5
雄弁ではなかったが、新しきルセカーはワーズに彼の最期を語った。ワーズは感情を隠してしまったが、胸のうちは容易く悟れる。彼はルセカーに、伯爵へ連絡を待つようにと伝言を言付けて席を立った。
酒場を出ると、すっかり日は晩ていた。雲が流れているのか、空に星はない。手綱を引いてとぼとぼと歩くルセカーに、石畳を叩く蹄の音だけが聞こえた。煩わしくて、馬の背に跨がるより、そうやって歩きたい気分だった。
哀しい。人の哀しい心に触れて、自分も哀しい。
ふと少年は、騎士に出逢ったことの意味を考える。彼がたとえ気紛れにでも引き継がせたその名と、それが与える何か。古きルセカーが新しきルセカーの辿る道筋に与えた標は、大きく彼の運命を揺さ振っている。今はそう見えなくとも、いつかその影響の大きさに気づくだろう。少年が、たとえ今、気紛れで騎士を目指していたとしても。
半ば放心していたのだろう。どこをどう歩いたか覚えが無かった。ふと我に返ったルセカーは、自分が王都の道筋に疎いことを確認した。どこにも見覚えのある景色がない。サーキスの王都に来てから歩いたところは狭い範囲に限られる。従者生活が始まってからも、屋敷と王城の往復がほとんどで、行動範囲は狭くなるばかりだ。景色に記憶がなければ、残るは方向感覚だけが頼りだが、無意識に暗闇を歩いてしまったせいで、はっきりとは向かうべき進路が見いだせなくなっていた。まあ、旅の途中で迷うような野垂れ死にの恐怖はない。呼べば人の居る街のなかなのだから。屋敷へも、王城まで歩けば時間は掛かるが帰れるだろう。旅の危険を考えれば、人が造り上げた空間は安全を保障された快適な場所であった。そのはずであった。

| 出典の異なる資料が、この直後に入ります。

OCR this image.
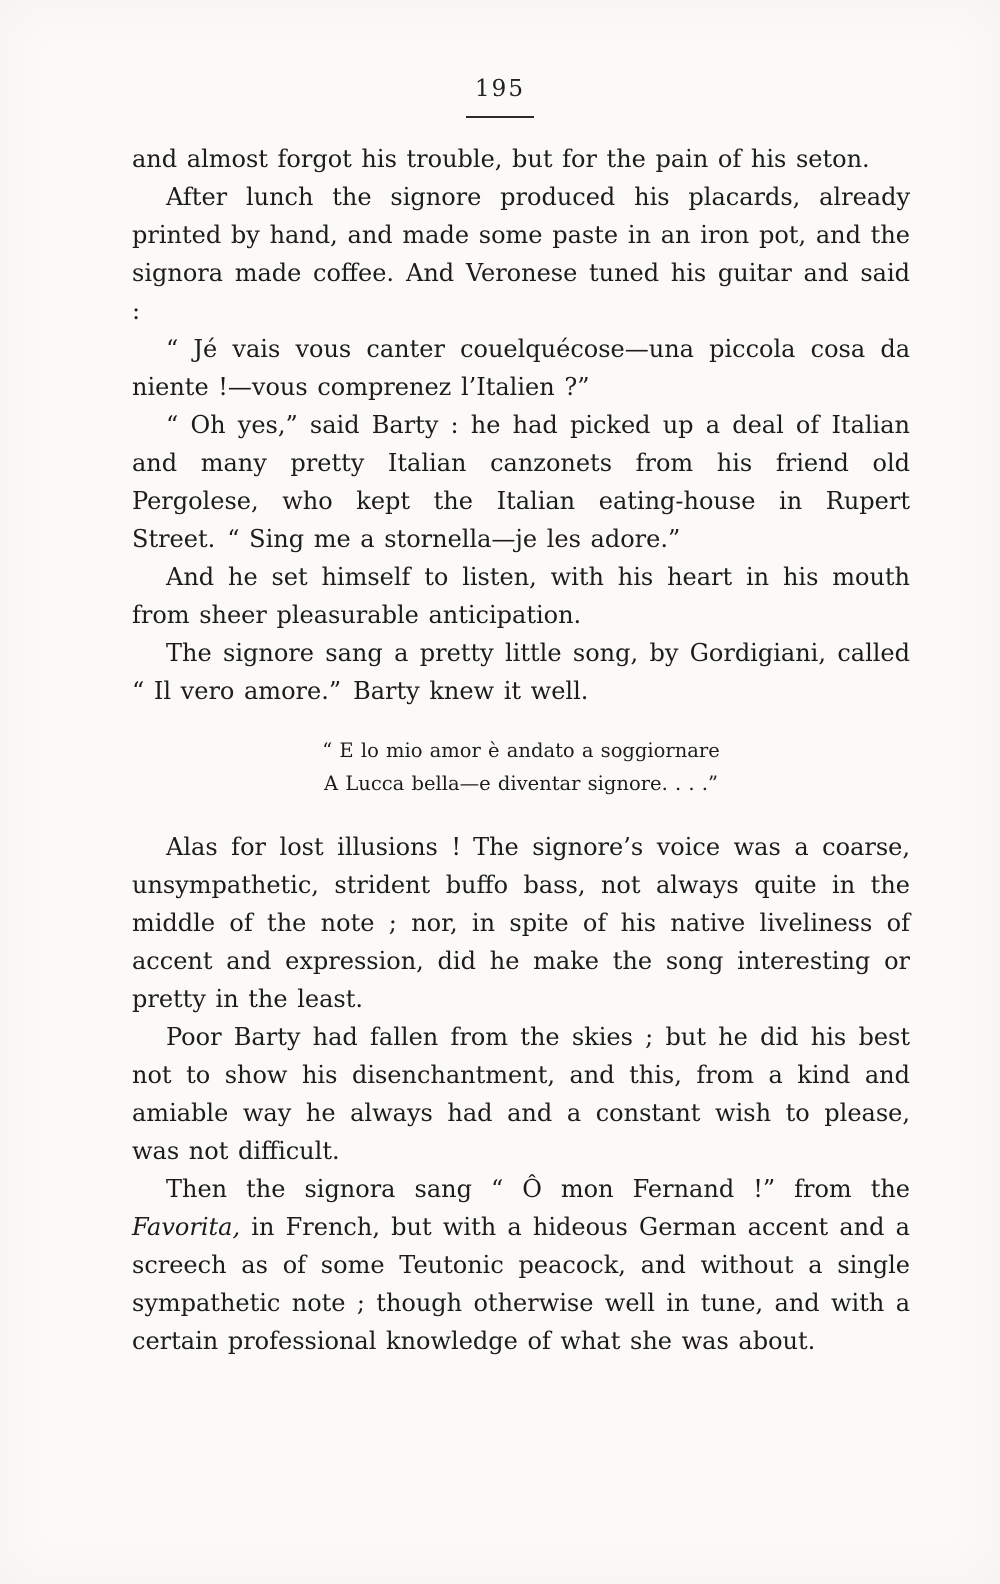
195

and almost forgot his trouble, but for the pain of his seton.

After lunch the signore produced his placards, already printed by hand, and made some paste in an iron pot, and the signora made coffee. And Veronese tuned his guitar and said :

“ Jé vais vous canter couelquécose—una piccola cosa da niente !—vous comprenez l’Italien ?”

“ Oh yes,” said Barty : he had picked up a deal of Italian and many pretty Italian canzonets from his friend old Pergolese, who kept the Italian eating-house in Rupert Street. “ Sing me a stornella—je les adore.”

And he set himself to listen, with his heart in his mouth from sheer pleasurable anticipation.

The signore sang a pretty little song, by Gordigiani, called “ Il vero amore.” Barty knew it well.

“ E lo mio amor è andato a soggiornare
A Lucca bella—e diventar signore. . . .”

Alas for lost illusions ! The signore’s voice was a coarse, unsympathetic, strident buffo bass, not always quite in the middle of the note ; nor, in spite of his native liveliness of accent and expression, did he make the song interesting or pretty in the least.

Poor Barty had fallen from the skies ; but he did his best not to show his disenchantment, and this, from a kind and amiable way he always had and a constant wish to please, was not difficult.

Then the signora sang “ Ô mon Fernand !” from the Favorita, in French, but with a hideous German accent and a screech as of some Teutonic peacock, and without a single sympathetic note ; though otherwise well in tune, and with a certain professional knowledge of what she was about.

迷い足の行く先を決めて一歩踏み出したその時だった。死の危険が風鳴りをたててルセカーの耳元の空気を突き破った。背後から突き抜けたそれは、遥か先の石畳に火花を咲かせて滑り落ちた。一瞬、ぎょっとして硬直する。ルセカーは、自分が今あまりにも無防備な状態で死の危機をやり過ごしたか知ったのだ。わずか一歩、わずかだが、それによる移動分がルセカーの身を死の領域から脱しさせてくれた。そのときルセカーが頼ったのは、ただ運のみ。幸運という御し得ない事象が、彼を狙った矢から彼を救ったのだった。
一瞬の硬直から立直ってルセカーは振り返る。だが、背後の街並に射手の姿は見て取れない。おそらく、弩による遠距離射撃だ。ルセカーは手綱を引いて走った。なるべく馬を背にする位置で射線を避ける。射手の正確な位置が掴めない状況で、効果の程は疑問だが、そうして逃げるより他なかった。
周囲に目を配ってみる。ひと気は無く助けの当てはない。どのみちルセカーには大声を出して助けを呼ぶ、という発想が欠けていた。長らく一人旅で、人に頼ることをしなかったせいだ。それは立派に聞こえるが、この場合は助かる可能性の何割かを捨て去る愚でしかなかった。誰に頼れというのだ。彼は反論するかもしれないが、たとえば大声のひとつも出せば、人目に付くのを避けて射手は逃れるかもしれない。
狩人が狙う獲物のようにルセカーは逃げ、おそらく背後から獲物を狙う狩人のように、刺客は迫っていた。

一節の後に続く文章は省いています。